Bounce or coalescence : a physical learning frame

TL;DR

This paper introduces a physics-guided machine learning framework for simulating droplet coalescence and bouncing, effectively handling interface interactions and transitions with high adaptability.

Contribution

It develops a unified simulation framework that models coalescence and bouncing using multiple volume-of-fluid fields and machine learning, reducing empirical dependencies.

Findings

Framework accurately reproduces droplet coalescence and bouncing under various conditions.

Simulation results align well with experimental observations.

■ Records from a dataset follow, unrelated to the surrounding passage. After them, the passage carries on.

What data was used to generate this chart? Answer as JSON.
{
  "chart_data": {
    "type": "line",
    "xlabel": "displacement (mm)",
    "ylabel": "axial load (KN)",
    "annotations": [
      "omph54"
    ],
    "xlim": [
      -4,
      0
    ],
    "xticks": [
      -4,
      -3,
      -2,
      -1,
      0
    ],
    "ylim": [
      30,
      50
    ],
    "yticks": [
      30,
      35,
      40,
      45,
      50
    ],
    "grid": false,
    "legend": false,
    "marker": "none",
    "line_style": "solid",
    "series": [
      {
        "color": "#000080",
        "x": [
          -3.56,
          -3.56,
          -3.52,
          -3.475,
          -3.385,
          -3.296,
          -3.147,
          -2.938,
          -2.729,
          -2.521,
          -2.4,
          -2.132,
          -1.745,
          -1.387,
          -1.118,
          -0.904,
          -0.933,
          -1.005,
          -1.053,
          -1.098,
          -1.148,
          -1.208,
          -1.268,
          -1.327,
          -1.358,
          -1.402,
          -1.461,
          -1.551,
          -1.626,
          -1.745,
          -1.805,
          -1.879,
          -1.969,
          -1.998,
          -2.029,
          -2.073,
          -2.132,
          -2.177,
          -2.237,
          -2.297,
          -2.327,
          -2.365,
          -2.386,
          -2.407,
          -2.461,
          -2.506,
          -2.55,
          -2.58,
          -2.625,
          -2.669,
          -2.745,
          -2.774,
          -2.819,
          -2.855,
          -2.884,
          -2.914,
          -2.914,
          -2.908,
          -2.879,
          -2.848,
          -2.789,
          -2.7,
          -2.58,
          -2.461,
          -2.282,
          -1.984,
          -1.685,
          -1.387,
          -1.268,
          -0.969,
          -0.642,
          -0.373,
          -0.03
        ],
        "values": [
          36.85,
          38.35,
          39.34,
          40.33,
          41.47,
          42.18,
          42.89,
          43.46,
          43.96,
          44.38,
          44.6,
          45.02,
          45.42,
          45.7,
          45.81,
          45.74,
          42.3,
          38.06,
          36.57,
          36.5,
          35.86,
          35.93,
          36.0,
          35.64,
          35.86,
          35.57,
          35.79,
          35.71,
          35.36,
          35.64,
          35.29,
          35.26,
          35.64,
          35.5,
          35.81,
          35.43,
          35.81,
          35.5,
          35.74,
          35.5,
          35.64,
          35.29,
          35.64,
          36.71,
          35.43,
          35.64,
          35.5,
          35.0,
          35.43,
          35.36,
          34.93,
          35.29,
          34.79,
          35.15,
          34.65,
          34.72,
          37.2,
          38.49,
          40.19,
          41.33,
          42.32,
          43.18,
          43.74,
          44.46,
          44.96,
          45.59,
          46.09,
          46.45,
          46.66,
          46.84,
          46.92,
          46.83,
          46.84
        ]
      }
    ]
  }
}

Captures complete bouncing and coalescence sequences in a single run.

Abstract

In this study, we develop an interface-contact simulation framework based on physical criteria and machine-learning-assisted classification to describe coalescence and bouncing within a unified formulation. The framework realizes interfacial coalescence and bouncing through the fusion and generation of multiple volume-of-fluid fields. When adjacent interfaces are predicted to coalesce, multiple VOF fields are collapsed into a single VoF field. When approaching interfaces are predicted to bounce, a single VOF field is regenerated into multiple VOF fields, allowing the interfaces to continue evolving independently. With this treatment, the difficulties associated with topological transition, regime-map identification, increasing computational demand, and stochastic behavior during interfacial approach are separated from the interface-tracking procedure. These decisions are instead assigned to a physics-guided machine-learning model with strong adaptability. This strategy avoids the direct resolution of an ultrathin gas film and reduces the dependence on empirical molecular-force parameters. Simulations of droplet--droplet collisions show that the proposed framework can reproduce both coalescence and bouncing over different impact conditions. By further introducing a drainage-time criterion, the framework is extended to the simulation of droplet impact on a liquid surface. For this problem, the numerical results agree well with both previous experimental observations and the present experiments. Moreover, the framework captures the complete sequence of bouncing followed by subsequent coalescence within a single simulation, These results demonstrate that the proposed framework has strong adaptability for interfacial contact problems and provides a unified modeling route for droplet coalescence, bouncing.